Character encodings

APR 2012

This morning a 24 hr MTB race in Portugal was listed on RiderHQ - a cause for celebration - but notice the garbled address under location:

The location should read: Estádio

Tracking down (and fixing) the cause of this took a bit of investigation, so if you're interested in how websites handle 'non-standard' characters (or why £-symbols sometimes come out wrong when you send an email), here's what happened:

As you may know, computers represent everything with numbers. In order to communicate text, they need to assign each character we might want to draw (e.g. the letter 'a' or the punctuation mark 'comma') to a number. Mapping characters to numbers is called 'encoding', and there are a number of encodings around. Most of them agree on which numbers represent the letters on a US keyboard because the internet's early infrastructure was built in English. However, if you need to represent characters outside these, using the wrong encoding will lead to garbled text.

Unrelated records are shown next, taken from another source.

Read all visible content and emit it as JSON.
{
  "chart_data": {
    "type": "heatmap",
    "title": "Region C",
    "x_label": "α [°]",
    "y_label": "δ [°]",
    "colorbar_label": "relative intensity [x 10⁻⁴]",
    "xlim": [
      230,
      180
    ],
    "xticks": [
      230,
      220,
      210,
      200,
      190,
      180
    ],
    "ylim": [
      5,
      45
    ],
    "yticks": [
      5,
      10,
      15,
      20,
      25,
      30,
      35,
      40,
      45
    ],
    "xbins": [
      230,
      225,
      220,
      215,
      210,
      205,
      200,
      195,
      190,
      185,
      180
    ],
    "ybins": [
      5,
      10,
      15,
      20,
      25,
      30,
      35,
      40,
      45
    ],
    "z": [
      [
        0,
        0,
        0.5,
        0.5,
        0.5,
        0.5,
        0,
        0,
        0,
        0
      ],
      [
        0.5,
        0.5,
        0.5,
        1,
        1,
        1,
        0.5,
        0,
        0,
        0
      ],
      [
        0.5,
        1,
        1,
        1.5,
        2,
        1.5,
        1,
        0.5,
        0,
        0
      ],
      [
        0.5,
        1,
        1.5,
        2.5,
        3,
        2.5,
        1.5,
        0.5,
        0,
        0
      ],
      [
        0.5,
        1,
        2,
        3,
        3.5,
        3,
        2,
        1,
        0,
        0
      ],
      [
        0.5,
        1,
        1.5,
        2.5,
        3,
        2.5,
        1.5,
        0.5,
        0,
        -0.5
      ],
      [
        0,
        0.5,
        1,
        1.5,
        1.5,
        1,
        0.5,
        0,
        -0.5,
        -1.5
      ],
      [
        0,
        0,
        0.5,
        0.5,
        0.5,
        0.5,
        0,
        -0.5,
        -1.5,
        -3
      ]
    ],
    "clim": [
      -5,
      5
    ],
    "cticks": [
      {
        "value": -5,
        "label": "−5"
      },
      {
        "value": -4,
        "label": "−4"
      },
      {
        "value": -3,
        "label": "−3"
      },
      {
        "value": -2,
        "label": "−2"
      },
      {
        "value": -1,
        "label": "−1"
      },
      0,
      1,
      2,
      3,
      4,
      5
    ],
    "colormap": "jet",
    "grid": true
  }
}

In our scenario there are several computers involved: event details begin life in your browser, running on your computer, and are sent to a RiderHQ webserver, which passes them to a RiderHQ database server. Later they are read back from database to webserver and finally arrive in someone else's browser. At each of these steps we need to know how the characters are encoded, as well as the characters themselves and to pass that on correctly for the text to be readable end-to-end. 

It turns out that in this case the issue was between the web browser and the web server - although the browser submitted the text in the correct encoding, it wasn't informing the web server which encoding had been used, and the webserver was making an incorrect assumption. This is now fixed, so if you want to list a Spanish, French or Japanese event on RiderHQ - language issues shouldn't stop you!